ReplyDeleteI figured out today how to replace the wooden dowels with the steel screws I bought. And I figured that my buying a mess of small "L" brackets will handle how I can brace the wall panels and the set flats securely to the tables. I'm far less unclear about what to do now. yay.
And yes, let's--make--some--movies!!!! Get ready to rumble.
Novemberthon, eh? There were rules for the previous 'thon. What would the rules be for this one?
ReplyDeleteThe Rules are:
ReplyDelete#1. Take action on your chosen project each day. (if action can't be taken on any one particular day, the explanation must be brazen and unquestionably reasonable) Small actions are completely acceptable as the idea of the SuperNOVember Thon is to make daily progress.
#2. Post about said action (a photo is preferred but optional.) Posts may be brief, outlining what action was done, what if anything was learned, what was cool, surprising, or satisfying, or where it went pear shaped and has gotten confusing.
#3. If anyone has an idea for anothers dilemma they share it in the comments. yay.
You in Svenmeyer!?
Ooooh.... um, I think I'm going to be jumping back and forth between projects. But I'll try to make daily progress on one or the other.
ReplyDeleteThat's ok.... Rule #4 You can have more than one chosen project! (the idea still is DAILY progress on something!! Howz that?
ReplyDeleteOh, and Rule #5 We go until Thursday, November 30. At that time we see whether we choose to go on for more or break, etc.
Yeah?
Cool! We're off to see the wizard!
ReplyDeleteRight on!
ReplyDeleteOh! I want to see the wizard too!
ReplyDeleteMy two main concerns:
(1) I'm having computer problems that are making anything photo-related a real bear right now... Might lead to the computer going into the shop, keeping me offline for a while.
(2) Thanksgiving. The current plan is to be out of town for two or three days.

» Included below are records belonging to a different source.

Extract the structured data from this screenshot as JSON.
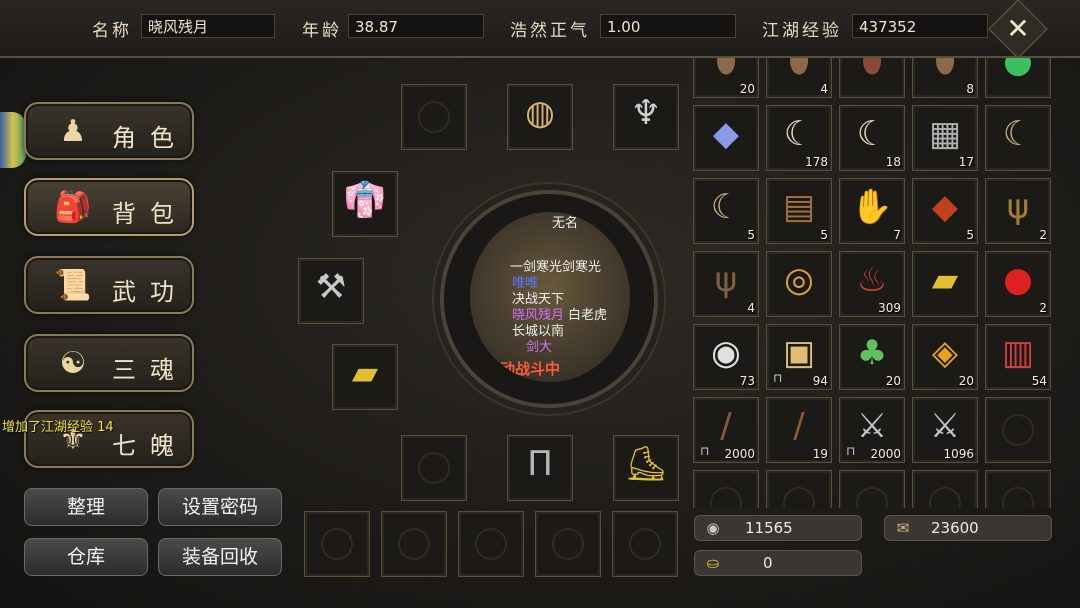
{
  "header": {
    "name_label": "名称",
    "name_value": "晓风残月",
    "age_label": "年龄",
    "age_value": "38.87",
    "righteous_label": "浩然正气",
    "righteous_value": "1.00",
    "exp_label": "江湖经验",
    "exp_value": "437352",
    "close_glyph": "✕"
  },
  "menu": [
    {
      "label": "角色",
      "icon": "figure-icon"
    },
    {
      "label": "背包",
      "icon": "backpack-icon"
    },
    {
      "label": "武功",
      "icon": "scroll-icon"
    },
    {
      "label": "三魂",
      "icon": "spirit-icon"
    },
    {
      "label": "七魄",
      "icon": "soul-icon"
    }
  ],
  "toast": "增加了江湖经验 14",
  "actions": {
    "sort": "整理",
    "set_password": "设置密码",
    "warehouse": "仓库",
    "recycle": "装备回收"
  },
  "portrait": {
    "line1": "无名",
    "line2": "一剑寒光剑寒光",
    "line3": "唯唯",
    "line4": "决战天下",
    "line5": "晓风残月",
    "line5b": "白老虎",
    "line6": "长城以南",
    "line7": "剑大",
    "banner": "动战斗中"
  },
  "bag_rows": [
    [
      "20",
      "4",
      "",
      "8",
      ""
    ],
    [
      "",
      "178",
      "18",
      "17",
      ""
    ],
    [
      "5",
      "5",
      "7",
      "5",
      "2"
    ],
    [
      "4",
      "",
      "309",
      "",
      "2"
    ],
    [
      "73",
      "94",
      "20",
      "20",
      "54"
    ],
    [
      "2000",
      "19",
      "2000",
      "1096",
      ""
    ],
    [
      "",
      "",
      "",
      "",
      ""
    ]
  ],
  "currency": {
    "coins": "11565",
    "gold_ingots": "0",
    "tokens": "23600"
  },
  "colors": {
    "accent_gold": "#b49c6c",
    "toast_yellow": "#f2e23a"
  }
}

...I'm wondering about the balance between 'do work every day' and 'blog every day.' ...Sometimes I've got so much to say, I wind up writing four posts in a day, and then schedule them to appear over the next few days. ...Doing so can also help me get a little ahead, in terms of posting.
Do scheduled posts go against the spirit of the 'thon? Hm. Probably so. I guess what I'd need to do is learn to write short daily posts -- check-in posts -- that augment my more verbose "documentarian" writing style.
I think I'm in. I'll know for sure by Monday.
Ok, Acting as Thonmaster this time:
ReplyDelete(1) Completely Fine, I EXEMPT Sven from any photo post requirement. All he need do are quickie, brief, daily check-in posts that describe what he was able to do, strictly for the Thon's purposes.
(2) Of course, yes, being away from home/studio base for the Thanksgiving holiday IS a qualifying, warranted excuse for not posting for the days away. [pussy]
(3) You're right, scheduled "do ahead" postings are NOT acceptable for Thons as the whole idea is to push ourselves to make daily progress. I know for myself, letting days *slide* by is the biggest obstacle to my project progress.
SuperNOVember Thon is strictly for the added support to overcome inhertia in an area. I don't see you hanging back very much, Sven. You seem to be very good at getting on with things, to say the least. HOWEVER--I love the idea of you being in on the NOVsterganza!